World Coins

Vlad the Impaler, inspiration for Dracula, has coin legacy

Editor’s note: In the October monthly Coin World cover feature, several staff writers embraced the spirit of Halloween and highlighted the spookier items in numismatics. This is one of a series of articles from the Collecting the Macabre feature that will appear online at CoinWorld.com. 

Read more from the series:

When creating a collection devoted to the creepy and the spooky, don't forget world coins. One of the most significant pieces honors a historic figure turned legend.

In the canon of horror movie villains, Count Dracula might just be the granddaddy of them all. The star of many movies since Bela Lugosi’s 1931 Dracula (and the inspiration for the conventional vampire Nosferatu) can be traced to Bram Stoker’s 1897 novel, also titled Dracula.

But there was a real-life inspiration for the classic chomper, and related coinage is within reach for many collectors.

The vampire in Stoker’s story is based on the real-life Vlad III Tepes, or Vlad the Impaler, who was given the latter name posthumously in reference to the bloody tactics he employed against his opponents. 

He was a son of Vlad Dracul (the dragon), who took the name from the Ordo Draconis, or Order of the Dragon, a group formed by the Holy Roman Emperor to protect Christianity, fighting against Ottoman Turks.
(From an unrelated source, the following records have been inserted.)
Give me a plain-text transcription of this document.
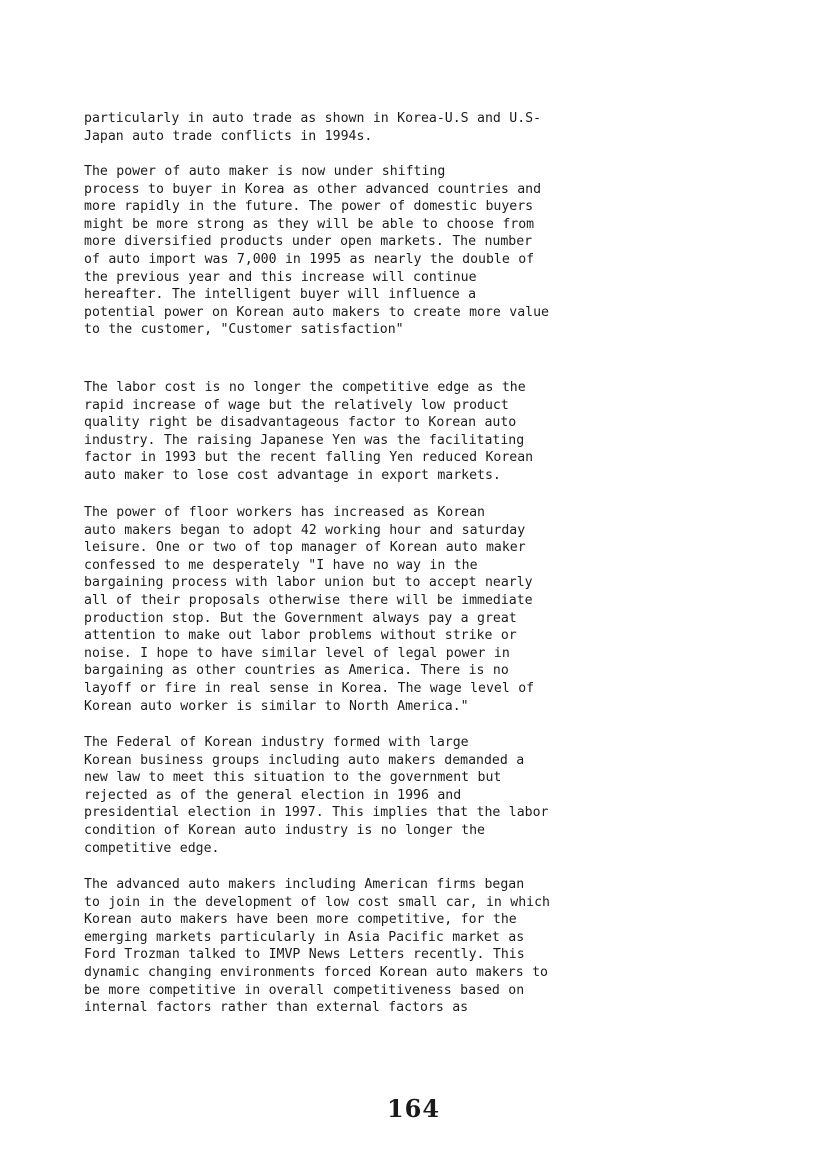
particularly in auto trade as shown in Korea-U.S and U.S-
Japan auto trade conflicts in 1994s.
The power of auto maker is now under shifting
process to buyer in Korea as other advanced countries and
more rapidly in the future. The power of domestic buyers
might be more strong as they will be able to choose from
more diversified products under open markets. The number
of auto import was 7,000 in 1995 as nearly the double of
the previous year and this increase will continue
hereafter. The intelligent buyer will influence a
potential power on Korean auto makers to create more value
to the customer, "Customer satisfaction"
The labor cost is no longer the competitive edge as the
rapid increase of wage but the relatively low product
quality right be disadvantageous factor to Korean auto
industry. The raising Japanese Yen was the facilitating
factor in 1993 but the recent falling Yen reduced Korean
auto maker to lose cost advantage in export markets.
The power of floor workers has increased as Korean
auto makers began to adopt 42 working hour and saturday
leisure. One or two of top manager of Korean auto maker
confessed to me desperately "I have no way in the
bargaining process with labor union but to accept nearly
all of their proposals otherwise there will be immediate
production stop. But the Government always pay a great
attention to make out labor problems without strike or
noise. I hope to have similar level of legal power in
bargaining as other countries as America. There is no
layoff or fire in real sense in Korea. The wage level of
Korean auto worker is similar to North America."
The Federal of Korean industry formed with large
Korean business groups including auto makers demanded a
new law to meet this situation to the government but
rejected as of the general election in 1996 and
presidential election in 1997. This implies that the labor
condition of Korean auto industry is no longer the
competitive edge.
The advanced auto makers including American firms began
to join in the development of low cost small car, in which
Korean auto makers have been more competitive, for the
emerging markets particularly in Asia Pacific market as
Ford Trozman talked to IMVP News Letters recently. This
dynamic changing environments forced Korean auto makers to
be more competitive in overall competitiveness based on
internal factors rather than external factors as
164
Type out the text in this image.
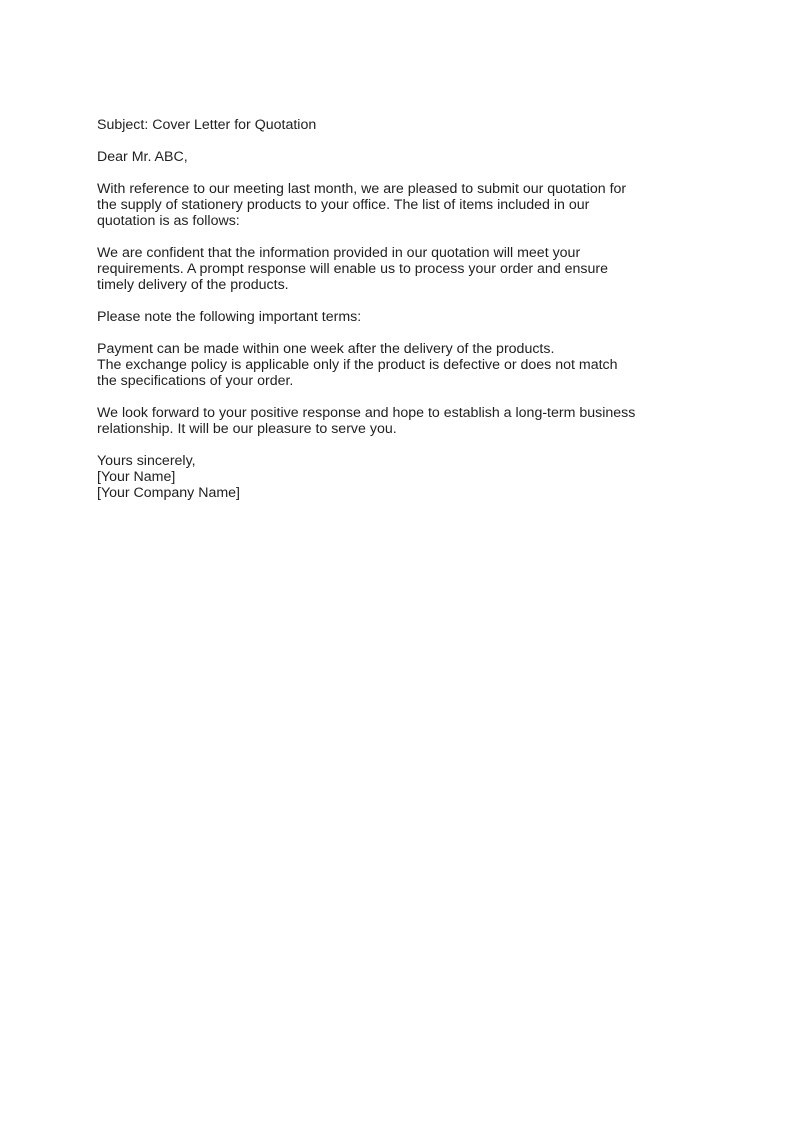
Subject: Cover Letter for Quotation

Dear Mr. ABC,

With reference to our meeting last month, we are pleased to submit our quotation for
the supply of stationery products to your office. The list of items included in our
quotation is as follows:

We are confident that the information provided in our quotation will meet your
requirements. A prompt response will enable us to process your order and ensure
timely delivery of the products.

Please note the following important terms:

Payment can be made within one week after the delivery of the products.
The exchange policy is applicable only if the product is defective or does not match
the specifications of your order.

We look forward to your positive response and hope to establish a long-term business
relationship. It will be our pleasure to serve you.

Yours sincerely,
[Your Name]
[Your Company Name]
Dracula merely means “son of the dragon.” 

Tepes was a prince of Wallachia and was born into a line of voivodes, or warlords, in Wallachia, an area adjacent to Transylvania and in what is now in Romania. He became a folk hero for his efforts to repel the Turks. 
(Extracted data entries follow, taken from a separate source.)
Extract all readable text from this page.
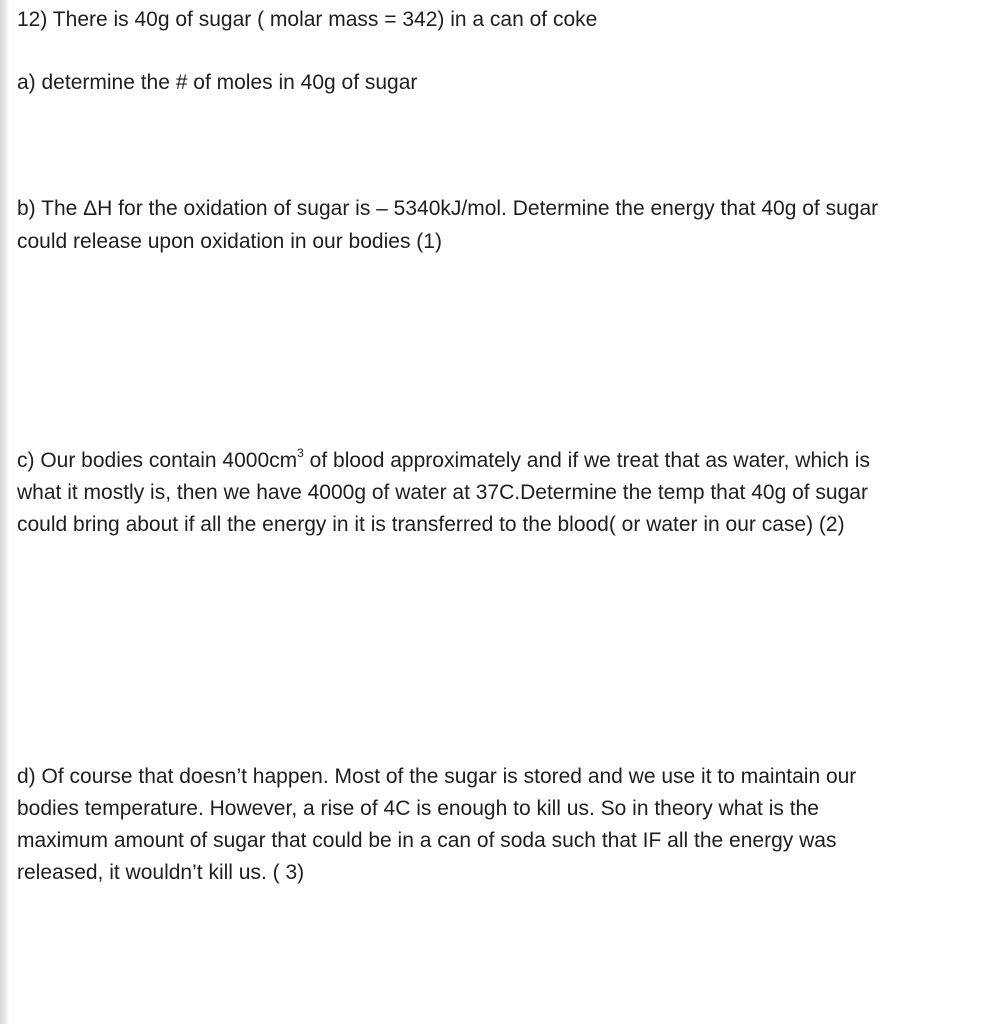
12) There is 40g of sugar ( molar mass = 342) in a can of coke

a) determine the # of moles in 40g of sugar

b) The ΔH for the oxidation of sugar is – 5340kJ/mol. Determine the energy that 40g of sugar

could release upon oxidation in our bodies (1)

c) Our bodies contain $4000cm^3$ of blood approximately and if we treat that as water, which is

what it mostly is, then we have 4000g of water at 37C.Determine the temp that 40g of sugar

could bring about if all the energy in it is transferred to the blood( or water in our case) (2)

d) Of course that doesn’t happen. Most of the sugar is stored and we use it to maintain our

bodies temperature. However, a rise of 4C is enough to kill us. So in theory what is the

maximum amount of sugar that could be in a can of soda such that IF all the energy was

released, it wouldn’t kill us. ( 3)
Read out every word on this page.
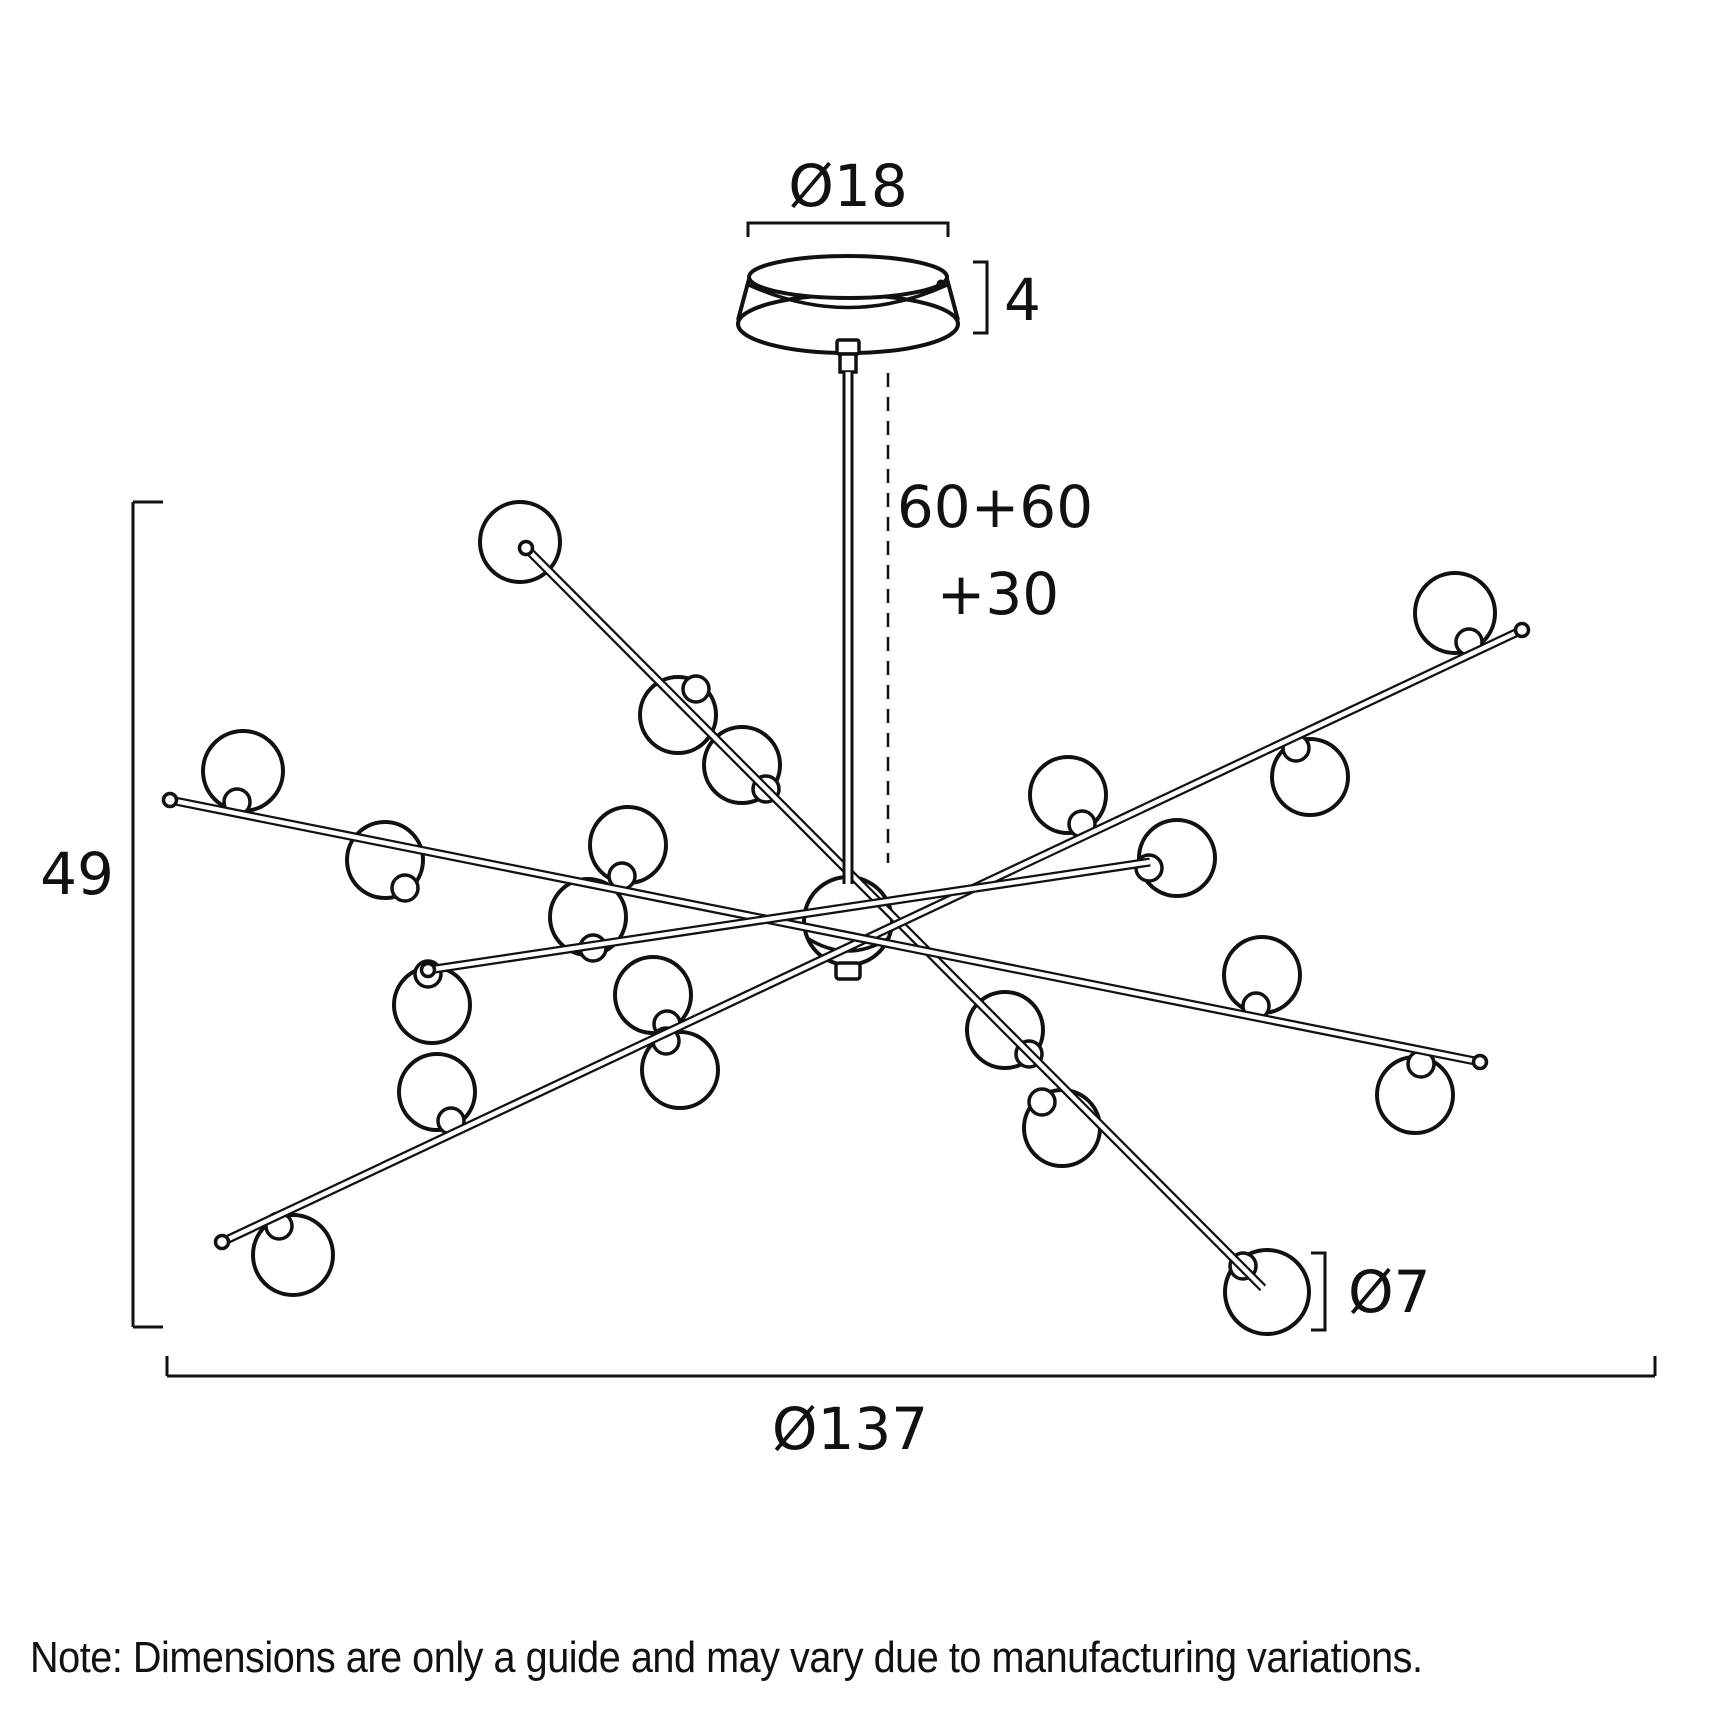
Ø18
4
60+60
+30
49
Ø7
Ø137
Note: Dimensions are only a guide and may vary due to manufacturing variations.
When Mircea the Elder died in 1418, control of Wallachia fell to Mircea’s nephew, Mihail I, a member of the Danesti branch of the Basarab family. Vlad Dracul, the illegimate son of Mircea, was appointed governor of Translyvania, but he claimed the Wallachian post in 1436 after murdering the Danesti ruler. 

Over the next decade Vlad Dracul lost his post but regained it, before being murdered himself in 1447. His son, Vlad Tepes, fought the Ottomans in the name of Transylvania and in alliance with the king of Hungary, in several noted periods of warfare.
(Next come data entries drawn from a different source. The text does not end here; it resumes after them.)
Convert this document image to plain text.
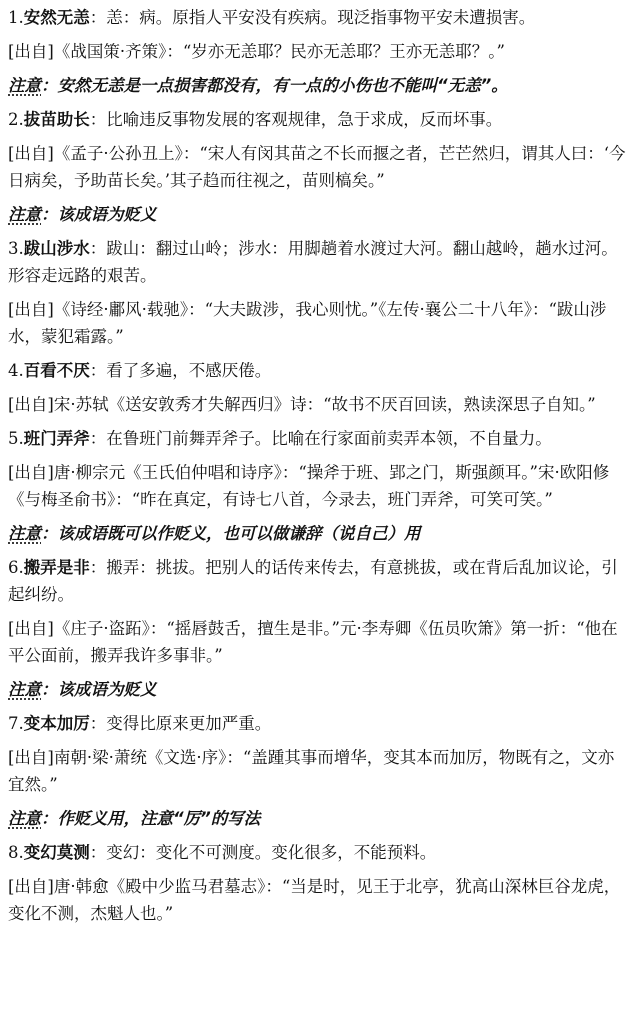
1.安然无恙：恙：病。原指人平安没有疾病。现泛指事物平安未遭损害。
[出自]《战国策·齐策》：“岁亦无恙耶？民亦无恙耶？王亦无恙耶？。”
注意：安然无恙是一点损害都没有，有一点的小伤也不能叫“无恙”。
2.拔苗助长：比喻违反事物发展的客观规律，急于求成，反而坏事。
[出自]《孟子·公孙丑上》：“宋人有闵其苗之不长而揠之者，芒芒然归，谓其人曰：‘今日病矣，予助苗长矣。’其子趋而往视之，苗则槁矣。”
注意：该成语为贬义
3.跋山涉水：跋山：翻过山岭；涉水：用脚趟着水渡过大河。翻山越岭，趟水过河。形容走远路的艰苦。
[出自]《诗经·鄘风·载驰》：“大夫跋涉，我心则忧。”《左传·襄公二十八年》：“跋山涉水，蒙犯霜露。”
4.百看不厌：看了多遍，不感厌倦。
[出自]宋·苏轼《送安敦秀才失解西归》诗：“故书不厌百回读，熟读深思子自知。”
5.班门弄斧：在鲁班门前舞弄斧子。比喻在行家面前卖弄本领，不自量力。
[出自]唐·柳宗元《王氏伯仲唱和诗序》：“操斧于班、郢之门，斯强颜耳。”宋·欧阳修《与梅圣俞书》：“昨在真定，有诗七八首，今录去，班门弄斧，可笑可笑。”
注意：该成语既可以作贬义，也可以做谦辞（说自己）用
6.搬弄是非：搬弄：挑拔。把别人的话传来传去，有意挑拔，或在背后乱加议论，引起纠纷。
[出自]《庄子·盗跖》：“摇唇鼓舌，擅生是非。”元·李寿卿《伍员吹箫》第一折：“他在平公面前，搬弄我许多事非。”
注意：该成语为贬义
7.变本加厉：变得比原来更加严重。
[出自]南朝·梁·萧统《文选·序》：“盖踵其事而增华，变其本而加厉，物既有之，文亦宜然。”
注意：作贬义用，注意“厉”的写法
8.变幻莫测：变幻：变化不可测度。变化很多，不能预料。
[出自]唐·韩愈《殿中少监马君墓志》：“当是时，见王于北亭，犹高山深林巨谷龙虎，变化不测，杰魁人也。”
Coins of Vlad Dracul were authorized in the form of ducats and bani, according to a Classical Numismatic Group catalog for a Jan. 9, 2006, auction including a silver ban coin. The catalog provided a healthy dose of the background information cited here.

The circa 1445 to 1446 coin shows an eagle on the obverse and a dragon on the reverse, with no legends present. In Very Fine condition, according to CNG, it realized $4,140, including buyer’s fee. 

“These extremely rare coins are the closest numismatic reference to the reign of the famous Vlad III the Impaler available to collectors,” the CNG catalog said.

But they certainly aren’t the only pieces sold to collectors for their connection to the famous ruler.

According to dealer Allen Berman, the crude little ducats of Mircea the Elder, Vlad the Impaler’s grandfather, were likely the primary coin in use during the reign of Vlad the Impaler, who struck no coins himself.

These coins often show an eagle on the obverse and a shield or crest on the reverse, or the ruler on the obverse and the eagle and crest on the reverse. As is typical for the period, sometimes legends are not fully visible or are double-struck due to the vicissitudes of striking. 

Berman sells Fine to Very Fine examples of the ducats of Mircea the Elder for $165, which is consistent with the range of prices realized at auction for nearly two dozen examples (all Very Fine or nearly so) sold during the past six years. 

About two-thirds of the coins sold for much higher sums, and most of the balance realized about what Berman charges, with a few outliers selling for about half that amount. 

Collectors wanting a modern coin connected to Mircea the Elder could also consider two coins from 2011.

The National Bank of Romania in 2011 issued a circulating commemorative 50-ban coin marking the 625th anniversary of the beginning of Mircea’s reign. A Proof half-ounce .999 fine gold 200-ban coin was also offered. 

The circulation coin is available for under $5 at online auction sites, shipped, but the gold version will require some sleuthing to obtain and be more costly.

All of these examples would be an interesting way to collect coins related to the famous namesake of the modern vampire.